The comment appeared to have been made in passing, but three years later in 2016, Mawa launched Afroglobal Television, his first TV channel, which, going by the trajectory of things, could be the first of several.
In 2017, Mawa decided to author the 150 Extraordinary Canadians Legacy book with his wife Patricia. The 332-page book coincided with Canada’s 150th birthday. It was so seminal that Canadian prime minister Justin Trudeau wrote the foreword.
The book profiles music superstar Celine Dion; astronaut Chris Hadfield, Hollywood’s Titanic director James Cameron, and many other diverse Canadians of national and international acclaim.
The honours
Over the years, the accolades have been flowing to Mawa’s bosom. Some the honours he has received include the York Regional Police Civic Leadership Award; Reelworld Visionary Award, the Queen Elizabeth II Diamond Jubilee Medal, presented by the Government of Canada on behalf of the Queen of England… the list goes on.
“One of the most distinct honours I hold dear is when Dr Julius Garvey, son of the legendary Marcus Mosiah Garvey, said at the launch of the Afroglobal Television channel in 2016 that my vision and work is the extension of his father’s legacy. He later asked me to help set up the Marcus Garvey Institute as the preeminent organisation to advance his father’s global influence,” says Mawa.
“The institute was formally incorporated on October 10, 2020, in Canada, with Dr Garvey, our associate Michael Dawson and I as founding directors. This is monumental because Marcus Garvey was a revolutionary leader who inspired Kwame Nkrumah and other leaders of Africa’s independence movement, among other great achievements,” he adds.
Early life
Mawa was born in Entebbe, in the early 70s, to Severino Amanzuru, a police officer from Ajujo in Adjumani District, and Monica Yemba, who was born in Yei, South Sudan.
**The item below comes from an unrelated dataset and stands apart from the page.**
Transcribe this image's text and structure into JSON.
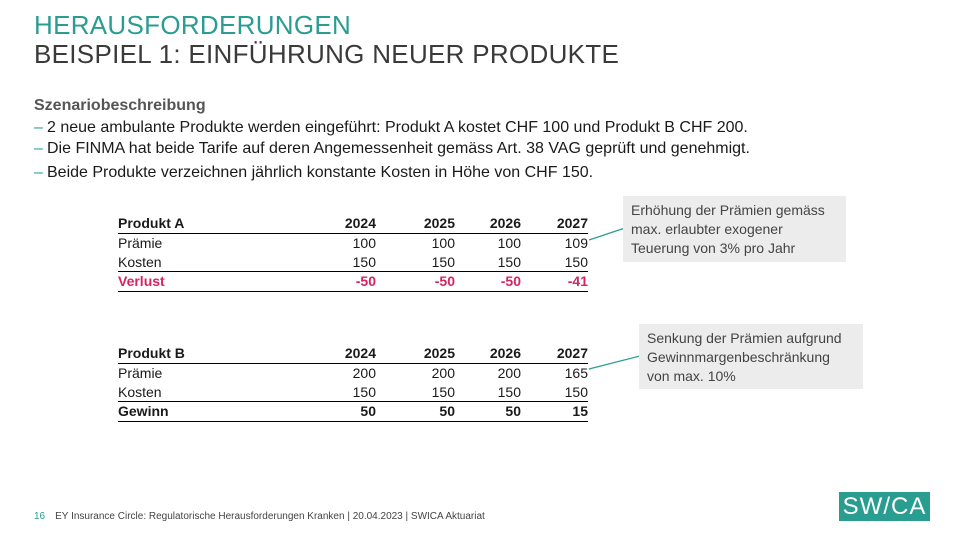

The couple had a daughter before him and six other children in the extended family.
“My father was an exceptional police officer, known for his spirit of excellence and integrity. He was officer 536, who carried a badge of honour. I would later learn that we were poor because he would not take bribes,” Mawa says of his old man who passed away in 1990.
Mawa is grateful to his uncles the Rev Willow Yemba and Hissen Buda, who helped his mother navigate challenges, raise him and support his siblings.
As a child, Mawa was close to his sister, Jesca Eriyo, who would later serve as Member of Parliament in Uganda, minister of State and deputy secretary general of the East African Community.
Education
After obtaining his O-Level certificate in Moyo, Mawa proceeded to Mvara in Arua for his A-Level which he concluded at Kampala Secondary School in 1993. He then went to Kenya, with the intention of attending Daystar, a Christian university in Nairobi. However, he got an opportunity to go to Canada.
Mawa arrived in Ottawa in 1994, and commenced his Bachelor of Arts degree in Film Studies at Carleton University in 1995. He also later pursued studies in leadership and various technical training programmes in film and television.
“My mother, who passed away in 2016, taught me that it is dreams that fuel passion. She said not even the sky is a limit, because it is just an illusion. I encourage everyone, especially our youth, to discover their passion and everything else will follow,” he says.